As @John mentioned, there are problems with using duplicated
. I would add that transposing the data.frame forces all the data into a same data type before it is even compared with duplicated
. On an example, here is a data.frame:
df <- data.frame( a = LETTERS[1:3],
b = 1:3,
c = as.character(1:3),
d = LETTERS[1:3],
e = 1:3,
f = 1:3)
df
# a b c d e f
# 1 A 1 1 A 1 1
# 2 B 2 2 B 2 2
# 3 C 3 3 C 3 3
Note that column c
is very similar to columns b
, e
, and f
, but not identical because of the different types (character versus numeric). The solution suggested by @Jubbles would disregard these differences.
Instead, it seems more appropriate to use the identical
function on the columns of your data.frame. You can compare columns two-by-two using outer
:
are.cols.identical <- function(col1, col2) identical(df[,col1], df[,col2])

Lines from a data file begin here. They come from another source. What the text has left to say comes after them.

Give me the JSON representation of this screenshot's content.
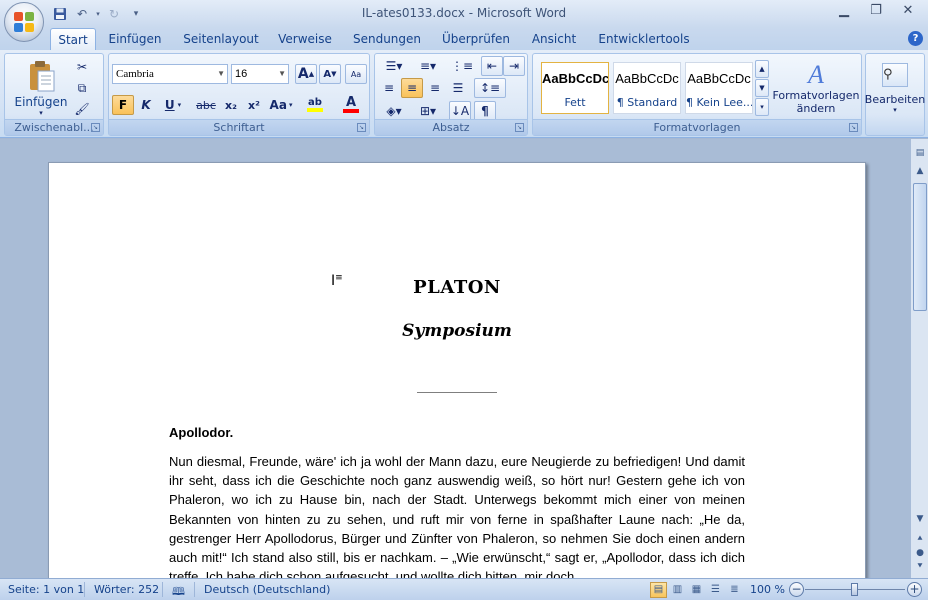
{
  "window": {
    "title": "IL-ates0133.docx - Microsoft Word"
  },
  "tabs": [
    "Start",
    "Einfügen",
    "Seitenlayout",
    "Verweise",
    "Sendungen",
    "Überprüfen",
    "Ansicht",
    "Entwicklertools"
  ],
  "ribbon": {
    "clipboard": {
      "paste_label": "Einfügen",
      "group_label": "Zwischenabl..."
    },
    "font": {
      "name": "Cambria",
      "size": "16",
      "group_label": "Schriftart",
      "bold": "F",
      "italic": "K",
      "underline": "U",
      "strike": "abc",
      "subscript": "x₂",
      "superscript": "x²",
      "case": "Aa",
      "color_letter": "A",
      "grow_letter": "A",
      "shrink_letter": "A",
      "highlight_label": "ab",
      "highlight_color": "#ffff00",
      "font_color": "#ff0000"
    },
    "paragraph": {
      "group_label": "Absatz",
      "show_marks": "¶"
    },
    "styles": {
      "group_label": "Formatvorlagen",
      "items": [
        {
          "sample": "AaBbCcDc",
          "name": "Fett"
        },
        {
          "sample": "AaBbCcDc",
          "name": "¶ Standard"
        },
        {
          "sample": "AaBbCcDc",
          "name": "¶ Kein Lee..."
        }
      ],
      "change_label_1": "Formatvorlagen",
      "change_label_2": "ändern"
    },
    "editing": {
      "label": "Bearbeiten"
    }
  },
  "document": {
    "title": "PLATON",
    "subtitle": "Symposium",
    "speaker": "Apollodor.",
    "paragraph": "Nun diesmal, Freunde, wäre' ich ja wohl der Mann dazu, eure Neugierde zu befriedigen! Und damit ihr seht, dass ich die Geschichte noch ganz auswendig weiß, so hört nur! Gestern gehe ich von Phaleron, wo ich zu Hause bin, nach der Stadt. Unterwegs bekommt mich einer von meinen Bekannten von hinten zu zu sehen, und ruft mir von ferne in spaßhafter Laune nach: „He da, gestrenger Herr Apollodorus, Bürger und Zünfter von Phaleron, so nehmen Sie doch einen andern auch mit!“ Ich stand also still, bis er nachkam. – „Wie erwünscht,“ sagt er, „Apollodor, dass ich dich treffe. Ich habe dich schon aufgesucht, und wollte dich bitten, mir doch"
  },
  "status": {
    "page": "Seite: 1 von 1",
    "words": "Wörter: 252",
    "language": "Deutsch (Deutschland)",
    "zoom": "100 %",
    "zoom_level": 0.5
  },
  "colors": {
    "accent": "#15428b",
    "ribbon_bg": "#dbe7f6",
    "workspace_bg": "#a9bcd6"
  }
}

identical.mat <- outer(colnames(df), colnames(df),
FUN = Vectorize(are.cols.identical))
identical.mat
# [,1] [,2] [,3] [,4] [,5] [,6]
# [1,] TRUE FALSE FALSE TRUE FALSE FALSE
# [2,] FALSE TRUE FALSE FALSE TRUE TRUE
# [3,] FALSE FALSE TRUE FALSE FALSE FALSE
# [4,] TRUE FALSE FALSE TRUE FALSE FALSE
# [5,] FALSE TRUE FALSE FALSE TRUE TRUE
# [6,] FALSE TRUE FALSE FALSE TRUE TRUE
From here, you can use clustering to identify groups of identical columns (there may be better ways so if you know one, feel free to comment or even edit my answer.)
library(cluster)
distances <- as.dist(!identical.mat)
tree <- hclust(distances)
cut <- cutree(tree, h = 0.5)
cut
# [1] 1 2 3 1 2 2
split(colnames(df), cut)
# $`1`
# [1] "a" "d"
#
# $`2`
# [1] "b" "e" "f"
#
# $`3`
# [1] "c"
Edit 1: to disregard differences in floating point values, one can use
are.cols.identical <- function(col1,col2) isTRUE(all.equal((df[,col1],df[,col2]))
Edit 2: a more efficient method than clustering for grouping the names of identical columns is
cut <- apply(identical.mat, 1, function(x)match(TRUE, x))
split(colnames(df), cut)
这篇关于在一个data.frame中查找具有相同数据的列的文章就介绍到这了,希望我们推荐的答案对大家有所帮助,也希望大家多多支持IT屋!